New York v. Ferber
Headline: Ban on selling sexual films or photos of children under 16 is upheld, allowing states to prohibit distribution even when the material is not legally obscene, affecting booksellers and distributors nationwide.
Holding: The Court held that New York may criminally prohibit the knowing promotion or distribution of visual sexual performances by children under sixteen, treating such materials as unprotected by the First Amendment even if not legally obscene.
- Allows states to ban selling or distributing visual sexual images of children even when not legally obscene.
- Gives law enforcement broader tools to dry up markets that fund child sexual exploitation.

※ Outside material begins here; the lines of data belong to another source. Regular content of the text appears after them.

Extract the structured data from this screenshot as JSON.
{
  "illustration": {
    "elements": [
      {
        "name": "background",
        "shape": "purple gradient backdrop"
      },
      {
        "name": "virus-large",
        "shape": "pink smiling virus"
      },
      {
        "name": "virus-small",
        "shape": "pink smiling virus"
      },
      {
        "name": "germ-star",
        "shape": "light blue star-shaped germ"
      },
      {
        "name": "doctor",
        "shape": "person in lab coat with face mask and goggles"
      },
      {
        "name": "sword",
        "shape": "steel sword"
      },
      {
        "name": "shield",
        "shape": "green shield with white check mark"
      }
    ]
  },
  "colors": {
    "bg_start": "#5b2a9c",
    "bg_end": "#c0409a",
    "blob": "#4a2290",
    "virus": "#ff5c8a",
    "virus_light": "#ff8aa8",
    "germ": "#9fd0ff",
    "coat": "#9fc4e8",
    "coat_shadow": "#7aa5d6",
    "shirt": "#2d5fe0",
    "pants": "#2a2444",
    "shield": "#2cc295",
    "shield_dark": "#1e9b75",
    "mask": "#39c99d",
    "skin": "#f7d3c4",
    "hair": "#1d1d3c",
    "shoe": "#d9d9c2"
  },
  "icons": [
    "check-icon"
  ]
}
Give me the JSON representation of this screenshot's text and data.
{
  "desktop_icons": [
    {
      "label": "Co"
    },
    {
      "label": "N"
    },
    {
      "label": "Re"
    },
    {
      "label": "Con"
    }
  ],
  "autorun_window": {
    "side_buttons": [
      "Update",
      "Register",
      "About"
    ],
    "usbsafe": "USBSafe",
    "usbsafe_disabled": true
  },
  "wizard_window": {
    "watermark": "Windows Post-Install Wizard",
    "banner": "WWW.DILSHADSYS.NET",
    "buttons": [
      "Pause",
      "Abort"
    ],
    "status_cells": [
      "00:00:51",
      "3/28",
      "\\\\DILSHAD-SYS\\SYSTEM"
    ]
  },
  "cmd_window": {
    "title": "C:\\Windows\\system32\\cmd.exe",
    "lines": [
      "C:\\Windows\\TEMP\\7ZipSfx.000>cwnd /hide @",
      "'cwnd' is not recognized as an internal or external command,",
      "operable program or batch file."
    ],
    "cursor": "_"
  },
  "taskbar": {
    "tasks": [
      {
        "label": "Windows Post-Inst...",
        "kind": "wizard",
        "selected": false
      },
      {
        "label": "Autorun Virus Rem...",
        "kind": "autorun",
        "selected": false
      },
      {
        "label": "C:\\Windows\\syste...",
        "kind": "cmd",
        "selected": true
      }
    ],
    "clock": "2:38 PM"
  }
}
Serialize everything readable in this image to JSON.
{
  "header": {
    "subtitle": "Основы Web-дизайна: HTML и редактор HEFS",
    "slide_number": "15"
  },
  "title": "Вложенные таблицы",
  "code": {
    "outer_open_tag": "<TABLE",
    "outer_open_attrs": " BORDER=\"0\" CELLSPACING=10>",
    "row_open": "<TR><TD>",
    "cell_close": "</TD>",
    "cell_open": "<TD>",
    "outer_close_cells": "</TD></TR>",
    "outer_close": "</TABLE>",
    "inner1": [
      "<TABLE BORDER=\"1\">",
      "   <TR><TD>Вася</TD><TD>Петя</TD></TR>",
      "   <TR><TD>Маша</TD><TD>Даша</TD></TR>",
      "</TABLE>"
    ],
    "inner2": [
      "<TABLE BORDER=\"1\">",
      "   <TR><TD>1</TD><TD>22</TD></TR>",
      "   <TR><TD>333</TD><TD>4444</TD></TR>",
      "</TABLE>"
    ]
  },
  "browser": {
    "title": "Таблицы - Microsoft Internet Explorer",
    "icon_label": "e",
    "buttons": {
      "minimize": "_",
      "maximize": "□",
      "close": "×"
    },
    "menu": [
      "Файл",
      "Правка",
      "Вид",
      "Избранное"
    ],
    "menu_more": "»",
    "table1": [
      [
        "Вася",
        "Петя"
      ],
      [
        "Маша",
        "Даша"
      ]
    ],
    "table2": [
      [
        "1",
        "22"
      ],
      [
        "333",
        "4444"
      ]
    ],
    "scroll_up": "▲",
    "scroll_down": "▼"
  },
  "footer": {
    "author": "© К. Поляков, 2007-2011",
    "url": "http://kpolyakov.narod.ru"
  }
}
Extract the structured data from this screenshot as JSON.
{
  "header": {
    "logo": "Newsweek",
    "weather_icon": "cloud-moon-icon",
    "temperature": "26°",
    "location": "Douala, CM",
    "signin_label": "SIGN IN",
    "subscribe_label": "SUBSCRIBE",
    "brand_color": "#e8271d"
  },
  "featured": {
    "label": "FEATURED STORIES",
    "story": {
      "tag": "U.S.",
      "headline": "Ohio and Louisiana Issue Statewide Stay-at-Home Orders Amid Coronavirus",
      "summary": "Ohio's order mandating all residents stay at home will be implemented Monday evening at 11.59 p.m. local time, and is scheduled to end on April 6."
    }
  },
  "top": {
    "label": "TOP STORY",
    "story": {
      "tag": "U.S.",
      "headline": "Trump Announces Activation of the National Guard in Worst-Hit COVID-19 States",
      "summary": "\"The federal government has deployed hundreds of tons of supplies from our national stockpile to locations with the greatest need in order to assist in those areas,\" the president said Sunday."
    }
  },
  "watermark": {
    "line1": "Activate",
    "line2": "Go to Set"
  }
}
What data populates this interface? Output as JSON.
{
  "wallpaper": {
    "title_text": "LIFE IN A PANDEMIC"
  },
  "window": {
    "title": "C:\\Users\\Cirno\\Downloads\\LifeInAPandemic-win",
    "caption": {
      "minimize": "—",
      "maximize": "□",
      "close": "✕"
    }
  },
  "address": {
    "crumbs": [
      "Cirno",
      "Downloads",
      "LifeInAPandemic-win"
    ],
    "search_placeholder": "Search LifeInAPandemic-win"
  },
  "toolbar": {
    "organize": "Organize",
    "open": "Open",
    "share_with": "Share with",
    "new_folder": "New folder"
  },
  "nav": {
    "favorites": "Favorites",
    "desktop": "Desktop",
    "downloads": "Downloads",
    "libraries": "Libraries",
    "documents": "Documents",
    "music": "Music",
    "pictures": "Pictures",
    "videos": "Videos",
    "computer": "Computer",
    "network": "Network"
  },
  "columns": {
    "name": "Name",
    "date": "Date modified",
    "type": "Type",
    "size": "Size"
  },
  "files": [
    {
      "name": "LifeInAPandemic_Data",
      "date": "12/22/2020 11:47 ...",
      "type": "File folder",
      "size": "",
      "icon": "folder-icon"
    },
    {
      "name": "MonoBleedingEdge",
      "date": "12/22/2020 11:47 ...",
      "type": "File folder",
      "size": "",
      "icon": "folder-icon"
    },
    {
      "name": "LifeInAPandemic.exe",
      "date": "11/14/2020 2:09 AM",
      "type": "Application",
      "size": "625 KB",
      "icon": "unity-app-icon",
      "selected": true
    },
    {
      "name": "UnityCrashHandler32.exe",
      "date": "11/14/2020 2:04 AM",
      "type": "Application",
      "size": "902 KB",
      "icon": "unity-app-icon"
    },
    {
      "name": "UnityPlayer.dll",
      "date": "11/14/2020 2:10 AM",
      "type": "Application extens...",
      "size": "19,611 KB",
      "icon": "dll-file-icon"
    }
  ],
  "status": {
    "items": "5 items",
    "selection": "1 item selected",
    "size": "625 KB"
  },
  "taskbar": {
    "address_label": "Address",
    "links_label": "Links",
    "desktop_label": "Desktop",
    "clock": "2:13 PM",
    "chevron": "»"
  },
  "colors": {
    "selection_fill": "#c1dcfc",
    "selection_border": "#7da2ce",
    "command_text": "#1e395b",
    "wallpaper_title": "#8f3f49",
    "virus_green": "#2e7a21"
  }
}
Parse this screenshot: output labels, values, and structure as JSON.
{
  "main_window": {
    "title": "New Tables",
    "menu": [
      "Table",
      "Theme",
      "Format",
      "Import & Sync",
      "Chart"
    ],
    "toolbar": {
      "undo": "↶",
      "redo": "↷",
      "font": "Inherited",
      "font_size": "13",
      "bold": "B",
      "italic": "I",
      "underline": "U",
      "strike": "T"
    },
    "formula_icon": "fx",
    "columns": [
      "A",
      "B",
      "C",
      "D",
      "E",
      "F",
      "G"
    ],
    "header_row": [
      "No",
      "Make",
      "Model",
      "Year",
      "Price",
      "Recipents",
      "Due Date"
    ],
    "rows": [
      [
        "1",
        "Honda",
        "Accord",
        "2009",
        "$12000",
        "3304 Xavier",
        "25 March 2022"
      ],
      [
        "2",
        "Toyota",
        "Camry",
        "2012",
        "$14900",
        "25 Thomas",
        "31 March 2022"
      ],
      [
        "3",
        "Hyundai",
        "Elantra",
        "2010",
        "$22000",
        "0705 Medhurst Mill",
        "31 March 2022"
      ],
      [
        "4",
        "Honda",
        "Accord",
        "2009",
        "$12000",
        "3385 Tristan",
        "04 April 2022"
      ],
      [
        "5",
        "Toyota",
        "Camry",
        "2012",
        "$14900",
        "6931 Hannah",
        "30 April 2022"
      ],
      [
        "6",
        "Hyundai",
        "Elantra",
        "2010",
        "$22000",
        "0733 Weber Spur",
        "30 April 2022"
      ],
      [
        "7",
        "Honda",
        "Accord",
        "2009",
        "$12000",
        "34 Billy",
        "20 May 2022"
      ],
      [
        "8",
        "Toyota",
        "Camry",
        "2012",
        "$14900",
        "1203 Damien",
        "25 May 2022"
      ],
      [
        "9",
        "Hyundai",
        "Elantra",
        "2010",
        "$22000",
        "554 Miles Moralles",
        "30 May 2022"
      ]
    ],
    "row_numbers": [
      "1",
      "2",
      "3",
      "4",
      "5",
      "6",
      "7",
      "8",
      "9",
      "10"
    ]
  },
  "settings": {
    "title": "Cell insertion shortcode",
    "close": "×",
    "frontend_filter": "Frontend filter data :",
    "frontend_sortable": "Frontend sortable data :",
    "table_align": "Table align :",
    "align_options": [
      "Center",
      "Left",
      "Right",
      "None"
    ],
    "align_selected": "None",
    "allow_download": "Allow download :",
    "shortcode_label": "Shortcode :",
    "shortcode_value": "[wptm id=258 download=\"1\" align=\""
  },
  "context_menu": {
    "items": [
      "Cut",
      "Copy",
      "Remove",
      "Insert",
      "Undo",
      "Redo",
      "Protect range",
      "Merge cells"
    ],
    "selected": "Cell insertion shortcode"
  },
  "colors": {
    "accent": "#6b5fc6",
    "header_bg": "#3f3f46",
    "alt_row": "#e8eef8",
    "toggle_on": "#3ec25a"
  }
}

- Booksellers, publishers, and exhibitors face criminal risk when distributing such visual material.
Summary
Background
New York passed a law making it a crime to promote or distribute visual sexual performances by children under 16. A Manhattan bookseller sold two films showing young boys masturbating to an undercover officer. He was convicted under the New York statute that did not require the films to be legally obscene; a New York appeals court reversed his conviction on First Amendment grounds, and the State asked the Supreme Court to decide the question.
Reasoning
The Court held that the State has a compelling interest in protecting children from sexual exploitation and that the distribution of visual images of child sexual conduct is closely tied to the production and harm to the child. The majority treated such visual depictions of children as a category separate from ordinary obscenity rules, meaning a jury need not find prurient appeal, patent offensiveness, or consider the work as a whole. The statute requires knowledge of the content (scienter). The Court found the law sufficiently specific and not substantially overbroad and allowed prosecution even for materials produced outside the State.
Real world impact
The decision means states may criminally target people who sell, advertise, or distribute visual sexual material involving children even if those materials would not meet traditional obscenity tests. Booksellers, distributors, and producers of visual material face criminal exposure, while law enforcement gains tools to reduce the market that funds exploitation. The ruling leaves room for case-by-case defenses and does not automatically strip protection from nonvisual or clearly educational uses.
Dissents or concurrances
Several Justices agreed with the judgment but differed about scope: one stressed the law need not exempt materials of serious social value; another warned that banning serious artistic or scientific works would violate free speech; a third urged narrower, case-by-case resolution.